The police had just left and now they were cleaning up. These are very nice people—they have three Pug dogs that Isabella goes crazy and they’re very nice with her—and they said they couldn’t think of anyone who would do such a thing. They’re immigrants, Brazilian or Portuguese, and they keep their yard very neat.

(The town of Peabody has a large Brazilian population and our neighborhood has many Brazilians and Portuguese because of Our Lady of Fatima parish around the corner. You can tell which houses have the Portuguese-speaking people living in them: they have the neatest and most beautiful yards and gardens.)

I think the vandalism was just a random act of some punks who saw a big window and threw a rock at it. It could just as easily have been our van across the street in our driveway or my car parked in the street.
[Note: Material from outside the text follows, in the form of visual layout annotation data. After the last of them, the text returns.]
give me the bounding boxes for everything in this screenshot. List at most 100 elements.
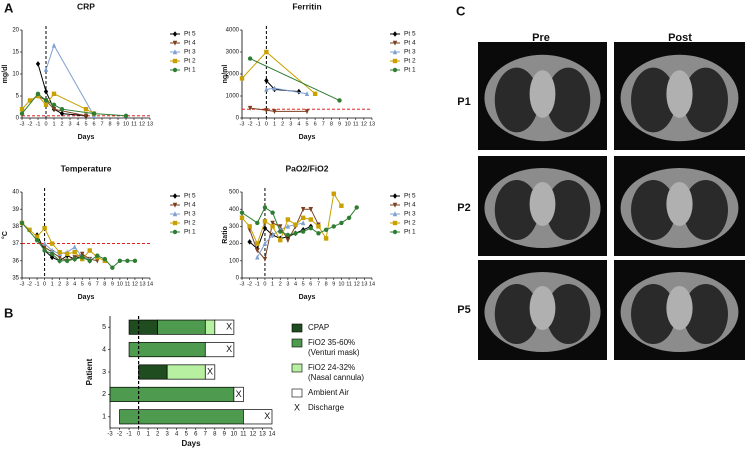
x-tick-label: 1: [271, 281, 274, 287]
x-tick-label: 11: [353, 121, 359, 127]
point: [239, 210, 245, 215]
x-tick-label: 5: [185, 432, 189, 438]
ct-images: [478, 42, 745, 360]
point: [43, 88, 49, 95]
legend-label: FiO2 35-60%: [308, 338, 355, 347]
point: [262, 219, 268, 224]
legend-marker: [392, 58, 398, 64]
x-tick-label: 9: [116, 121, 119, 127]
discharge-marker: X: [226, 344, 232, 354]
legend-marker: [392, 202, 398, 208]
point: [255, 220, 260, 226]
legend-label: Pt 2: [404, 58, 416, 65]
legend-label: Pt 1: [404, 229, 416, 236]
point: [64, 251, 70, 257]
point: [264, 77, 269, 84]
x-tick-label: 8: [108, 121, 111, 127]
y-tick-label: 100: [229, 258, 240, 264]
x-tick-label: 1: [51, 281, 54, 287]
y-tick-label: 1: [102, 414, 106, 421]
bar-segment: [157, 319, 206, 335]
x-tick-label: 0: [137, 432, 141, 438]
point: [19, 107, 25, 112]
bar-segment: [204, 342, 235, 358]
point: [262, 205, 268, 210]
point: [57, 255, 62, 261]
x-tick-label: 14: [369, 281, 375, 287]
series-line: [37, 95, 87, 117]
chart-title: PaO2/FiO2: [286, 163, 329, 173]
point: [19, 220, 25, 226]
bar-segment: [204, 364, 216, 380]
point: [95, 253, 100, 258]
x-tick-label: -1: [126, 432, 132, 438]
ct-lung: [546, 180, 591, 240]
x-tick-label: 0: [265, 121, 268, 127]
point: [35, 61, 41, 67]
legend-marker: [172, 40, 178, 46]
legend-label: Pt 3: [184, 49, 196, 56]
point: [255, 254, 260, 260]
x-tick-label: 4: [73, 281, 76, 287]
y-tick-label: 200: [229, 241, 240, 247]
point: [43, 66, 49, 72]
x-tick-label: 2: [281, 121, 284, 127]
legend-marker: [392, 31, 398, 37]
point: [43, 102, 49, 107]
x-tick-label: 5: [84, 121, 87, 127]
point: [262, 240, 268, 246]
point: [57, 258, 62, 263]
point: [331, 224, 336, 229]
legend-marker: [172, 31, 178, 37]
point: [270, 224, 275, 229]
discharge-marker: X: [236, 389, 242, 399]
x-tick-label: 13: [139, 281, 145, 287]
point: [285, 237, 291, 243]
bar-segment: [214, 319, 235, 335]
x-tick-label: 4: [175, 432, 179, 438]
legend-label: Pt 5: [184, 31, 196, 38]
x-tick-label: 5: [302, 281, 305, 287]
x-tick-label: 4: [294, 281, 297, 287]
ct-lung: [494, 180, 539, 240]
point: [91, 111, 97, 116]
point: [27, 98, 33, 103]
chart-title: Temperature: [61, 163, 112, 173]
x-tick-label: 14: [147, 281, 153, 287]
point: [49, 241, 55, 246]
point: [35, 91, 41, 97]
bar-segment: [138, 364, 168, 380]
point: [49, 251, 55, 257]
x-tick-label: -3: [107, 432, 113, 438]
x-tick-label: 6: [194, 432, 198, 438]
point: [270, 232, 275, 238]
x-tick-label: 10: [117, 281, 123, 287]
x-tick-label: 13: [361, 281, 367, 287]
point: [239, 215, 245, 220]
point: [87, 248, 92, 253]
ct-lung: [683, 180, 728, 240]
point: [264, 49, 269, 55]
x-tick-label: 7: [322, 121, 325, 127]
x-tick-label: 2: [60, 121, 63, 127]
series-line: [21, 222, 106, 262]
x-axis-label: Days: [78, 294, 95, 301]
chart-title: Ferritin: [292, 1, 321, 11]
point: [339, 203, 344, 208]
column-label: Post: [668, 32, 692, 44]
x-tick-label: 4: [76, 121, 79, 127]
legend-label: Pt 1: [404, 67, 416, 74]
legend-label: Pt 5: [184, 193, 196, 200]
x-tick-label: -1: [35, 281, 40, 287]
bar-segment: [128, 342, 206, 358]
panel-label: B: [4, 305, 13, 320]
x-tick-label: 1: [146, 432, 150, 438]
x-tick-label: -2: [247, 281, 252, 287]
point: [117, 258, 123, 263]
y-axis-label: Ratio: [222, 226, 229, 244]
point: [285, 232, 291, 238]
x-axis-label: Days: [299, 134, 316, 141]
point: [323, 227, 329, 233]
point: [87, 258, 92, 263]
y-tick-label: 0: [236, 116, 240, 122]
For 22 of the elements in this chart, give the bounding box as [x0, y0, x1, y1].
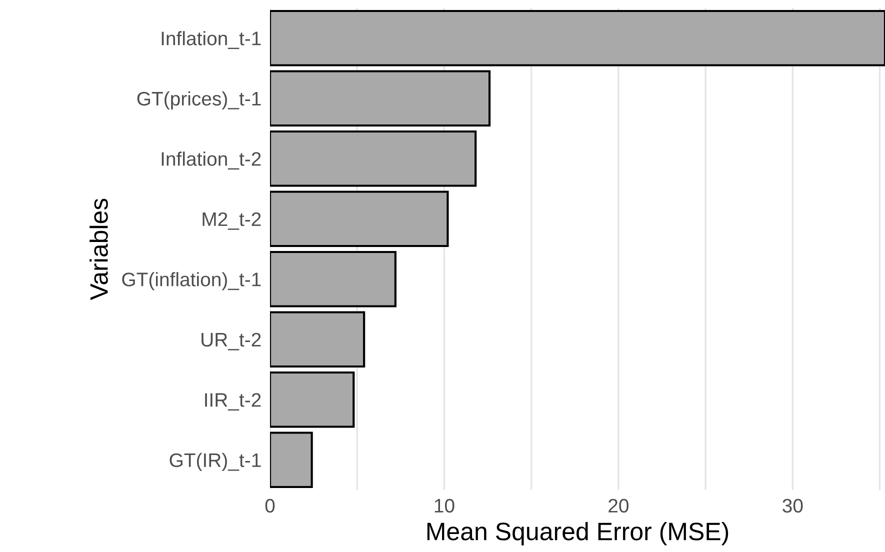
x-tick-label: 30	[782, 498, 803, 513]
bar	[270, 432, 313, 488]
y-axis-title: Variables	[90, 198, 108, 300]
y-tick-label: GT(IR)_t-1	[170, 452, 261, 471]
y-tick-label: M2_t-2	[202, 212, 261, 230]
y-tick-label: GT(prices)_t-1	[137, 91, 261, 110]
x-tick-label: 0	[265, 498, 275, 513]
bar	[270, 130, 477, 187]
y-tick-label: Inflation_t-2	[162, 152, 261, 170]
bar	[270, 10, 885, 66]
x-tick-label: 10	[434, 498, 454, 513]
x-tick-label: 20	[608, 498, 628, 513]
y-tick-label: Inflation_t-1	[162, 31, 261, 50]
bar	[270, 311, 366, 368]
bar	[270, 70, 491, 127]
x-axis-title: Mean Squared Error (MSE)	[427, 522, 728, 546]
bar	[270, 250, 396, 308]
bar	[270, 190, 449, 248]
y-tick-label: UR_t-2	[202, 332, 261, 350]
y-tick-label: GT(inflation)_t-1	[122, 272, 261, 290]
bar	[270, 371, 355, 428]
y-tick-label: IIR_t-2	[205, 393, 261, 411]
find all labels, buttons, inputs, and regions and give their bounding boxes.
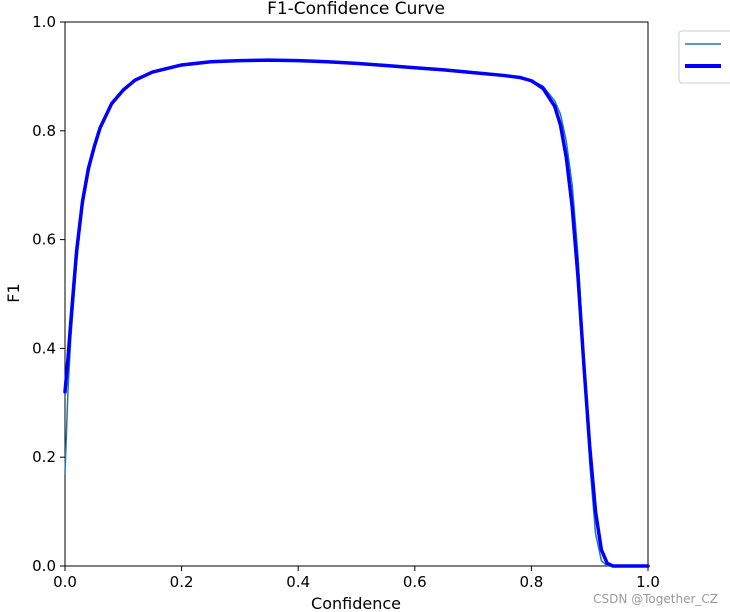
x-tick-label: 0.4 — [286, 573, 310, 591]
y-tick-label: 0.6 — [32, 231, 56, 249]
x-axis-label: Confidence — [311, 594, 401, 612]
y-tick-label: 0.2 — [32, 448, 56, 466]
y-axis-ticks: 0.0 0.2 0.4 0.6 0.8 1.0 — [32, 13, 65, 575]
y-axis-label: F1 — [4, 283, 23, 302]
y-tick-label: 0.8 — [32, 122, 56, 140]
x-tick-label: 0.2 — [170, 573, 194, 591]
x-tick-label: 0.8 — [519, 573, 543, 591]
chart-title: F1-Confidence Curve — [267, 0, 445, 19]
series-layer — [63, 58, 650, 568]
x-tick-label: 1.0 — [636, 573, 660, 591]
x-axis-ticks: 0.0 0.2 0.4 0.6 0.8 1.0 — [53, 566, 660, 591]
watermark: CSDN @Together_CZ — [593, 592, 718, 606]
y-tick-label: 1.0 — [32, 13, 56, 31]
y-tick-label: 0.4 — [32, 339, 56, 357]
y-tick-label: 0.0 — [32, 557, 56, 575]
series-line-2 — [63, 58, 650, 568]
x-tick-label: 0.6 — [403, 573, 427, 591]
legend-box — [678, 30, 730, 84]
plot-area — [64, 21, 649, 567]
legend — [678, 30, 730, 84]
x-tick-label: 0.0 — [53, 573, 77, 591]
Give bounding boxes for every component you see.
That’s the worst kind of crime in when you think of the quality of life in a neighborhood because it is a kind of friction that wears down the bonds of neighborliness and makes everyone wary. It’s the sort of thing that makes people stop saying, “We live in such a nice, quiet neighborhood.” I hope it’s an isolated incident.

N.B. In a matter unrelated to the vandalism, but related to neighborliness, about a week ago, at around 8:30 or 9 at night, a guy two houses down started lighting off fireworks, which are illegal in Massachusetts anyway, thank you very much. I would have let a few firecrackers or bottle rockets go, but they kept coming until finally I stormed out of the house and yelled down the street, “Hey, I’ve got a baby trying to sleep here!” I didn’t yell, but only muttered “dumb (another word for donkey)”. He yelled a sheepish “Sorry” and that was that.

In another kind of neighborhood my reaction would have led to a confrontation. In another kind of neighborhood, I would have been unwilling to take the risk of an escalated response. I don’t want to live in that kind of neighborhood. My neighbor got the message and we can be cordial. Mistakes are made and that’s that. This is the way it should be. I just hope that rock wasn’t meant for me and just went in the wrong direction.